Now consider all of the supply chain links and possible bottlenecks described above are purely domestic. But very few supply chains are actually that local. CEOs, logistics engineers, consultants and politicians have spent the past 30 years making supply chains global.
You’ve heard discussion of globalisation since the early 1990s. What one may not have realised is that the process that was being globalised was the supply chain.
You know your iPhone comes from China. Did you know that the specialised glass used in the iPhone comes from South Korea? Did you know the semiconductors in the iPhone come from Taiwan? That the intellectual property and design of the iPhone are from California?
The iPhone includes flash storage from Japan, gyroscopes from Germany, audio amplifiers, battery chargers, display port multiplexers, batteries, cameras and hundreds of other advanced parts.
In total, Apple works with suppliers in 43 countries on six continents to source the materials and parts that go into an iPhone. That’s a quick overview of the iPhone supply chain. Of course, every supplier in that supply chain has its own supply chain of sources and processes. Again, supply chains are immensely complex.
Once the global perspective is added, we have to expand our transportation options from trucks and trains to include ships and planes. That means ports and airports are additional links in the chain.
Those facilities have their own links and inputs including cranes, containers, port authorities, air traffic controllers, pilots, captains and the vessels themselves. And to our list of trucks, trains, ships and planes we can add pipelines that transport liquids such as petroleum, gasoline and natural gas.
You get the idea. Supply chains may be hidden but they are everywhere. They are interconnected, densely networked and unimaginably complex.
The touchstone of these efforts was the idea of just-in-time inventory (JIT). If you’re installing seats on an automobile assembly line, it is ideal if those seats arrive at the plant the same morning as the installation. That minimizes storage and inventory costs. The same is true for every part installed on the assembly line. The logistics behind this are daunting but can be managed with state-of-the-art software.
All these efforts are fine as far as they go. The cost savings are real. The supply chains are efficient. The capacity of this system to keep a lid on costs is demonstrable.
The supply chain revolution since the early 1990s has been about cost reduction, which gets passed to consumers in the form of lower prices. That practically explains the entire phenomenon.
There’s only one problem. The system is extremely fragile. When things break down, everything gets worse at the same time. One missed delivery can result in an entire assembly line shutting down. One delayed vessel can result in empty shelves. One power outage can result in a transportation breakdown.

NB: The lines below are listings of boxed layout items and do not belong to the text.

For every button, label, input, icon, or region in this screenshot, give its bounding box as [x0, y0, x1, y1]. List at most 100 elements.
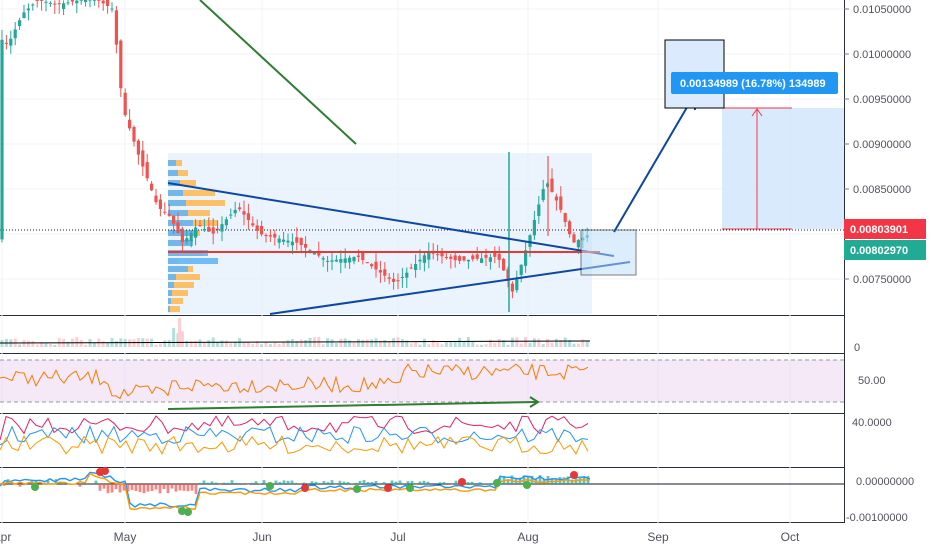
price-pane[interactable] — [0, 0, 844, 315]
measure-label: 0.00134989 (16.78%) 134989 — [680, 78, 826, 90]
macd-histogram-bar — [438, 482, 442, 484]
volume-profile-bar — [168, 306, 170, 312]
candle-body — [238, 207, 242, 210]
macd-histogram-bar — [274, 480, 278, 484]
candle-body — [35, 0, 39, 1]
volume-pane[interactable] — [0, 318, 591, 347]
macd-histogram-bar — [142, 484, 146, 494]
candle-body — [66, 2, 70, 4]
volume-profile-bar — [168, 306, 180, 312]
volume-bar — [541, 344, 545, 347]
volume-axis-label: 0 — [854, 342, 860, 354]
volume-bar — [326, 338, 330, 347]
macd-histogram-bar — [22, 484, 26, 486]
candle-body — [519, 264, 523, 275]
volume-bar — [400, 339, 404, 347]
volume-bar — [484, 344, 488, 347]
candle-body — [365, 262, 369, 264]
volume-bar — [224, 340, 228, 347]
macd-histogram-bar — [506, 479, 510, 484]
dmi-axis-label: 40.0000 — [852, 417, 892, 429]
date-label: Jul — [390, 530, 405, 544]
volume-bar — [515, 337, 519, 347]
volume-bar — [537, 338, 541, 347]
candle-body — [132, 126, 136, 142]
macd-histogram-bar — [250, 482, 254, 484]
rsi-divergence-line — [167, 401, 537, 410]
candle-body — [172, 215, 176, 224]
rsi-line — [0, 362, 589, 400]
volume-bar — [40, 342, 44, 347]
candle-body — [106, 0, 110, 6]
candle-body — [136, 140, 140, 155]
macd-cross-marker — [353, 485, 361, 493]
macd-signal-line — [0, 472, 591, 511]
macd-histogram-bar — [170, 484, 174, 489]
volume-bar — [178, 318, 181, 347]
macd-histogram-bar — [130, 484, 134, 490]
candle-body — [9, 38, 13, 46]
volume-bar — [0, 340, 4, 347]
candle-body — [352, 257, 356, 262]
volume-profile-bar — [168, 266, 188, 272]
candle-body — [194, 227, 198, 238]
macd-histogram-bar — [334, 484, 338, 485]
macd-pane[interactable] — [0, 467, 844, 516]
macd-histogram-bar — [578, 478, 582, 484]
candle-body — [405, 272, 409, 278]
price-tick-label: 0.00950000 — [853, 94, 911, 106]
candle-body — [273, 233, 277, 238]
candle-body — [383, 269, 387, 276]
volume-bar — [532, 338, 536, 347]
volume-bar — [26, 340, 30, 347]
candle-body — [110, 8, 114, 10]
macd-histogram-bar — [182, 484, 186, 491]
dmi-pane[interactable] — [0, 415, 589, 455]
candle-body — [480, 258, 484, 263]
target-zone — [722, 108, 844, 229]
macd-histogram-bar — [206, 482, 210, 484]
candle-body — [528, 235, 532, 247]
candle-body — [392, 278, 396, 282]
macd-histogram-bar — [178, 484, 182, 491]
candle-body — [295, 237, 299, 243]
candle-body — [299, 237, 303, 246]
candle-body — [378, 270, 382, 273]
candle-body — [304, 243, 308, 248]
volume-bar — [66, 341, 70, 347]
macd-histogram-bar — [234, 482, 238, 484]
volume-bar — [255, 341, 259, 347]
candle-body — [497, 253, 501, 260]
measure-label-bg — [671, 72, 838, 94]
candle-body — [440, 250, 444, 257]
volume-bar — [440, 344, 444, 347]
candle-body — [88, 0, 92, 1]
volume-profile-bar — [168, 298, 171, 304]
volume-bar — [497, 338, 501, 347]
macd-histogram-bar — [350, 483, 354, 484]
macd-histogram-bar — [442, 482, 446, 484]
candle-body — [387, 277, 391, 279]
rsi-pane[interactable] — [0, 359, 844, 410]
dmi-line — [0, 434, 589, 455]
volume-bar — [405, 340, 409, 347]
candle-body — [484, 254, 488, 258]
volume-bar — [189, 340, 193, 347]
volume-profile-bar — [168, 290, 188, 296]
dmi-line — [0, 415, 589, 441]
candle-body — [158, 199, 162, 209]
volume-bar — [458, 337, 462, 347]
volume-bar — [585, 341, 589, 347]
macd-histogram-bar — [326, 482, 330, 484]
volume-bar — [299, 339, 303, 347]
volume-bar — [268, 344, 272, 347]
macd-axis-label-zero: 0.00000000 — [856, 476, 914, 488]
volume-bar — [180, 331, 184, 347]
date-axis[interactable]: Apr May Jun Jul Aug Sep Oct — [0, 530, 800, 544]
volume-bar — [106, 342, 110, 347]
volume-bar — [330, 339, 334, 347]
volume-bar — [510, 337, 514, 347]
candle-body — [568, 221, 572, 235]
measure-annotation[interactable]: 0.00134989 (16.78%) 134989 — [664, 39, 838, 109]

In a nutshell, that’s what has happened to the global supply chain. There’s a lack of redundancy. The system is not robust to shocks. The shocks have occurred nevertheless (pandemic, trade wars, China-U.S. decoupling, bank collateral shortages and more) and the system has broken down.
The failures have cascaded. Delays in receiving commodity inputs in China have resulted in manufacturing delays for exports. Energy shortages in China have resulted in further disruption of steel production, mining, transportation and other basic industries.
Port delays in Los Angeles have resulted in component and finished goods delayed in the U.S. Semiconductor shortages have halted production of electronics, appliances, automobiles and other consumer durables that rely on automated applications. You’ve seen how complex the system is.
The bottom line is if supply chains are breaking down, the economy is breaking down. If the economy breaks down, the breakdown of social order is not far behind.
And the costs of social disorder are far higher than any possible savings from supposedly efficient supply chains.